Bitcoin advocates argue that the coin’s limited (21 million coin) supply, its increasingly widespread adoption and its superior portability, discretion and potential resistance to asset-seizure do in fact make it a competitor to gold.

But an unspecified framework, “created…to grade any asset class’s viability as a safe haven by focusing on liquidity, functional purpose, scarcity of supply, future demand certainty, and permanence,” reportedly tells Inton and Morningstar that gold’s still golden.

That framework also, “shows some value across (Morningstar’s) gold coverage, with Goldcorp standing out as a unique long opportunity,” and Inton believes that Goldcorp stock is now trading, “40% below our fair value estimate.”

As well:

“…(W)e think the market is underestimating Goldcorp’s 20/20/20 growth plan…(which) aims to achieve a 20% gold production increase, a 20% gold reserves increase, and a 20% all-in sustaining cost decrease by 2021.”

Inton says these Gold Corp targets relate to already established “brownfield” mines rather than raw deposits, and thereby make the targets “achievable” by Morningstar estimates.

While some gold stocks have done better of late, according to charts at Trading View, physical gold prices have been flat or declining since 2011, when the precious metal traded at an all-time high of almost $1800 USD an ounce.

Today, physical gold trades at around $1200 USD.
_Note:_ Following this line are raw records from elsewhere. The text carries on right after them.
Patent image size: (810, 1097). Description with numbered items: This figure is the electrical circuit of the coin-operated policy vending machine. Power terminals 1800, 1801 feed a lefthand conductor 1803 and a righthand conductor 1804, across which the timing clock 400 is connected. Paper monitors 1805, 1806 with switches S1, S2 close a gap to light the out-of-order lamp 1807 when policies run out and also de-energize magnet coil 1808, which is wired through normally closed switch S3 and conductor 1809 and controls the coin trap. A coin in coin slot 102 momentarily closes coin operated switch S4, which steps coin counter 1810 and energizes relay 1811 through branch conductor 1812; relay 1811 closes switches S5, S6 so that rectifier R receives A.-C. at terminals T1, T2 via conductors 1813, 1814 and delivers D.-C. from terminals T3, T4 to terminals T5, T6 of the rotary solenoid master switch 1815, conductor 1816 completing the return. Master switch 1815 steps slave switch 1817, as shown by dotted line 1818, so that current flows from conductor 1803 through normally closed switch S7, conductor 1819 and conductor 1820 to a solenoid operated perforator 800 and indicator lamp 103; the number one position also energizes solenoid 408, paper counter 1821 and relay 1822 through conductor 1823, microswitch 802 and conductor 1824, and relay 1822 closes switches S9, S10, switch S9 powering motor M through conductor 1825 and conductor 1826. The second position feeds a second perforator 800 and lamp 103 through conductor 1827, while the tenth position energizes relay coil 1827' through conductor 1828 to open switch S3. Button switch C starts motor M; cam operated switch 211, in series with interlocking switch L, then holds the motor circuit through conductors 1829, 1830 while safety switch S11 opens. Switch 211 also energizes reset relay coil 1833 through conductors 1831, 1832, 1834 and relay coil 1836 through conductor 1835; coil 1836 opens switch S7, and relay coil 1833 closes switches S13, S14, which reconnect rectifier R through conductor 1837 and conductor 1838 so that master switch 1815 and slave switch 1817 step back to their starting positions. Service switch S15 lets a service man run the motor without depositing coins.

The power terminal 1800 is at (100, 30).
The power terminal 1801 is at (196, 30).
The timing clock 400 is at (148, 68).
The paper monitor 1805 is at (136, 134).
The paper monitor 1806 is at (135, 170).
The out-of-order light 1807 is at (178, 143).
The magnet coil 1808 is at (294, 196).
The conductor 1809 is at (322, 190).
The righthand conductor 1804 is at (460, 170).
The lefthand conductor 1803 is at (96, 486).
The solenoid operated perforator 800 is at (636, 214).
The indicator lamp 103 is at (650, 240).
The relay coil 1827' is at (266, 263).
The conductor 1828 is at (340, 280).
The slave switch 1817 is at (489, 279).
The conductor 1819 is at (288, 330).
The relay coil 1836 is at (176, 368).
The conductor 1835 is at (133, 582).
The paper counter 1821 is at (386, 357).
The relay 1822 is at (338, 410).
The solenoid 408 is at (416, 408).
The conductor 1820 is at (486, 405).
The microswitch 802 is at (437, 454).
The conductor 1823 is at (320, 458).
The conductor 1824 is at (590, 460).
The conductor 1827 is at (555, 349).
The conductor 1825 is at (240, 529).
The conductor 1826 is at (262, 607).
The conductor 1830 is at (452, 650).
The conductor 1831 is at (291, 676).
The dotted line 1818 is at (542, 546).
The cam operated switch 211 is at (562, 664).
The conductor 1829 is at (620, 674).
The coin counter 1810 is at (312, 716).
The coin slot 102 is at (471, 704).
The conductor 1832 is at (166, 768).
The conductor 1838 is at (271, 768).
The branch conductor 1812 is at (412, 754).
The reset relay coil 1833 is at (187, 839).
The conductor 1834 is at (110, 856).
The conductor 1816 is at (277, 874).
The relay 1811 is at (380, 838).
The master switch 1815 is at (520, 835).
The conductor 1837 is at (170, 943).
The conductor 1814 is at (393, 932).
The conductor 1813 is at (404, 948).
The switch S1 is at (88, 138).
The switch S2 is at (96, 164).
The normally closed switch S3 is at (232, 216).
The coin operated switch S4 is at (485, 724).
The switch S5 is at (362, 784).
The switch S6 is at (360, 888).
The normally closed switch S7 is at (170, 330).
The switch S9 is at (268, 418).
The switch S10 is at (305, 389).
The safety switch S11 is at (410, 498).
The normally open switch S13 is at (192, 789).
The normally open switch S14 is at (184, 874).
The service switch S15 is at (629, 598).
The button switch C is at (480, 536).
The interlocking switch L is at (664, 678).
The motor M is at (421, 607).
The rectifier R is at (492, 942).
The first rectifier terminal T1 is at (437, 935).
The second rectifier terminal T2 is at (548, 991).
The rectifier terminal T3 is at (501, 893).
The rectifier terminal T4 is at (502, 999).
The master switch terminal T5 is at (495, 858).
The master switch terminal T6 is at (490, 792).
Bitcoin was invented in 2008 and, according to Wikipedia, started trading on the BitcoinMarket.com exchange (now defunct) in March 2010 for less than $0.01 per Bitcoin. Today, it trades at about $6500 USD, down from an all-time high price of almost $20 000 USD hit in December 2017.

According to a chart from Morgan Stanley, by the end of 2013, close to 50% of Bitcoin trades were conducted in Chinese yuan. That number reached more than 90% at the beginning of 2017 before a Chinese government ban on crypto investing in September 2017 likely crashed that number down to less than 5% by the end of the year.

According to the chart, a majority of fiat Bitcoin trading is now, once again, conducted using USD.